Even while malaria parasites develop resistance to drugs, and malaria-carrying mosquitoes develop resistance to insecticides, scientists hope to suppress and even eradicate these disease-spreading scourges. Scientists are particularly interested in an approach to malaria control that would skew the sex ratios of mosquito populations. If reproduction could be skewed to males, mosquito populations might collapse.

To date, attempts to distort populations toward the reproduction of males have had mixed success. One approach, however, seems especially promising, now that scientists have succeeded in modifying mosquitoes to produce sperm that will create only males.

In a study published June 10 the journal Nature Communications, in an article entitled “A synthetic sex ratio distortion system for the control of the human malaria mosquito,” scientists from Imperial College London have tested a new genetic method that distorts the sex ratio of Anopheles gambiae mosquitoes, the main transmitters of the malaria parasite, so that the female mosquitoes that bite and pass the disease to humans are no longer produced.

“Here we generate a synthetic sex distortion system by exploiting the specificity of the homing endonuclease I-PpoI, which is able to selectively cleave ribosomal gene sequences of the malaria vector Anopheles gambiae that are located exclusively on the mosquito’s X chromosome,” the authors wrote. “We combine structure-based protein engineering and molecular genetics to restrict the activity of the potentially toxic endonuclease to spermatogenesis.”

Shredding of the paternal X chromosome prevents it from being transmitted to the next generation.

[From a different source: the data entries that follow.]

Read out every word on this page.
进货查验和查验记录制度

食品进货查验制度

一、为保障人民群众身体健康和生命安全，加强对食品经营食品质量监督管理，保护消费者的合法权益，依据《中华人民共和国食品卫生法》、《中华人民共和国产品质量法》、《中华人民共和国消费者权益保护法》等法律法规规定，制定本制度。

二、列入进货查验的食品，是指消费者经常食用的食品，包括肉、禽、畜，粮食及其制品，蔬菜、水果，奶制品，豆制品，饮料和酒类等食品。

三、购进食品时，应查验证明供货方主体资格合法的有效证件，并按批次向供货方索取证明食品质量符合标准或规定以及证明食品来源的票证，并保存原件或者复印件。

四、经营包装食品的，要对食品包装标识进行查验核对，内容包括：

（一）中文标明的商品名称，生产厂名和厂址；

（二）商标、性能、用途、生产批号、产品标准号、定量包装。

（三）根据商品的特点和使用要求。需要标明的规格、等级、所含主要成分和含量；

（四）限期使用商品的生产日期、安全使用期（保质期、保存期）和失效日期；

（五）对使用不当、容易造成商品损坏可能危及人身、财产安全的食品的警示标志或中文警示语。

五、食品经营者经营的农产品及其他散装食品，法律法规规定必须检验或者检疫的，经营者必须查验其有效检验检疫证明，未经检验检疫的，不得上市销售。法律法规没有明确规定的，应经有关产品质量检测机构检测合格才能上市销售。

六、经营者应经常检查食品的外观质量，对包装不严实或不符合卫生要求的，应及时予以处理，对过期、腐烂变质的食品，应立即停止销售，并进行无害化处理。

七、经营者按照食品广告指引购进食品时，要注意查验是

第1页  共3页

In the first laboratory tests, the method created a fully fertile mosquito strain that produced 95% male offspring.

The scientists introduced the genetically modified mosquitoes to five caged wild-type mosquito populations. In four of the five cages, this eliminated the entire population within six generations because of the lack of females. The hope is that if this could be replicated in the wild, this would ultimately cause the malaria-carrying mosquito population to crash.

“As with any other forms of pest control, it is important to consider possible pathways for the evolution of resistance. The universal conservation of the I-PpoI recognition sequence within the multicopy essential 28S rDNA locus of animals makes the rapid selection of target site resistance unlikely,” the authors explained. “Other rDNA sequences or alternative X-specific sequence repeats could also be targeted—for example, by recently described programmable DNA endonucleases. Our findings thus suggest a more universal approach toward achieving sex distortion.”

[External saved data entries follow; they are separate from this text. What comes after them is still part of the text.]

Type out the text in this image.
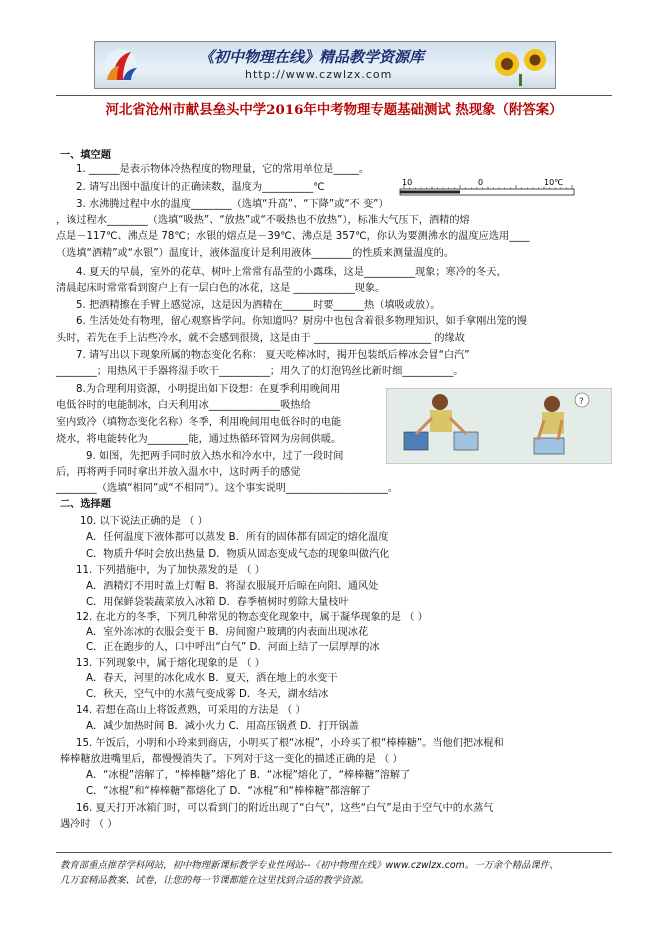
《初中物理在线》精品教学资源库
http://www.czwlzx.com
河北省沧州市献县垒头中学2016年中考物理专题基础测试 热现象（附答案）
10	0	10℃
?
一、填空题
1. ______是表示物体冷热程度的物理量，它的常用单位是_____。
2. 请写出图中温度计的正确读数，温度为__________℃
3. 水沸腾过程中水的温度________（选填“升高”、“下降”或“不 变”）
，该过程水________（选填“吸热”、“放热”或“不吸热也不放热”），标准大气压下，酒精的熔
点是－117℃、沸点是 78℃；水银的熔点是－39℃、沸点是 357℃，你认为要测沸水的温度应选用____
（选填“酒精”或“水银”）温度计，液体温度计是利用液体________的性质来测量温度的。
4. 夏天的早晨，室外的花草、树叶上常常有晶莹的小露珠，这是__________现象；寒冷的冬天，
清晨起床时常常看到窗户上有一层白色的冰花，这是 ____________现象。
5. 把酒精擦在手臂上感觉凉，这是因为酒精在______时要______热（填吸或放）。
6. 生活处处有物理，留心观察皆学问。你知道吗？厨房中也包含着很多物理知识，如手拿刚出笼的馒
头时，若先在手上沾些冷水，就不会感到很烫，这是由于 _______________________ 的缘故
7. 请写出以下现象所属的物态变化名称： 夏天吃棒冰时，揭开包装纸后棒冰会冒“白汽”
________；用热风干手器将湿手吹干__________；用久了的灯泡钨丝比新时细__________。
8.为合理利用资源，小明提出如下设想：在夏季利用晚间用
电低谷时的电能制冰，白天利用冰______________吸热给
室内致冷（填物态变化名称）冬季，利用晚间用电低谷时的电能
烧水，将电能转化为________能，通过热循环管网为房间供暖。
9. 如图，先把两手同时放入热水和冷水中，过了一段时间
后，再将两手同时拿出并放入温水中，这时两手的感觉
________（选填“相同”或“不相同”）。这个事实说明____________________。
二、选择题
10. 以下说法正确的是 （ ）
A．任何温度下液体都可以蒸发 B．所有的固体都有固定的熔化温度
C．物质升华时会放出热量 D．物质从固态变成气态的现象叫做汽化
11. 下列措施中，为了加快蒸发的是 （ ）
A．酒精灯不用时盖上灯帽 B．将湿衣服展开后晾在向阳、通风处
C．用保鲜袋装蔬菜放入冰箱 D．春季植树时剪除大量枝叶
12. 在北方的冬季，下列几种常见的物态变化现象中，属于凝华现象的是 （ ）
A．室外冻冰的衣服会变干 B．房间窗户玻璃的内表面出现冰花
C．正在跑步的人，口中呼出“白气” D．河面上结了一层厚厚的冰
13. 下列现象中，属于熔化现象的是 （ ）
A．春天，河里的冰化成水 B．夏天，洒在地上的水变干
C．秋天，空气中的水蒸气变成雾 D．冬天，湖水结冰
14. 若想在高山上将饭煮熟，可采用的方法是 （ ）
A．减少加热时间 B．减小火力 C．用高压锅煮 D．打开锅盖
15. 午饭后，小明和小玲来到商店，小明买了根“冰棍”，小玲买了根“棒棒糖”。当他们把冰棍和
棒棒糖放进嘴里后，都慢慢消失了。下列对于这一变化的描述正确的是 （ ）
A．“冰棍”溶解了，“棒棒糖”熔化了 B．“冰棍”熔化了，“棒棒糖”溶解了
C．“冰棍”和“棒棒糖”都熔化了 D．“冰棍”和“棒棒糖”都溶解了
16. 夏天打开冰箱门时，可以看到门的附近出现了“白气”，这些“白气”是由于空气中的水蒸气
遇冷时 （ ）
教育部重点推荐学科网站，初中物理新课标教学专业性网站--《初中物理在线》www.czwlzx.com。一万余个精品课件、
几万套精品教案、试卷，让您的每一节课都能在这里找到合适的教学资源。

Co-lead researcher Professor Andrea Crisanti said, “For the very first time, we have been able to inhibit the production of female offspring in the laboratory, and this provides a new means to eliminate the disease.” The other co-lead researcher, Nikolai Windbichler, Ph.D., added, “What is most promising about our results is that they are self-sustaining. Once modified mosquitoes are introduced, males will start to produce mainly sons, and their sons will do the same, so essentially the mosquitoes carry out the work for us.”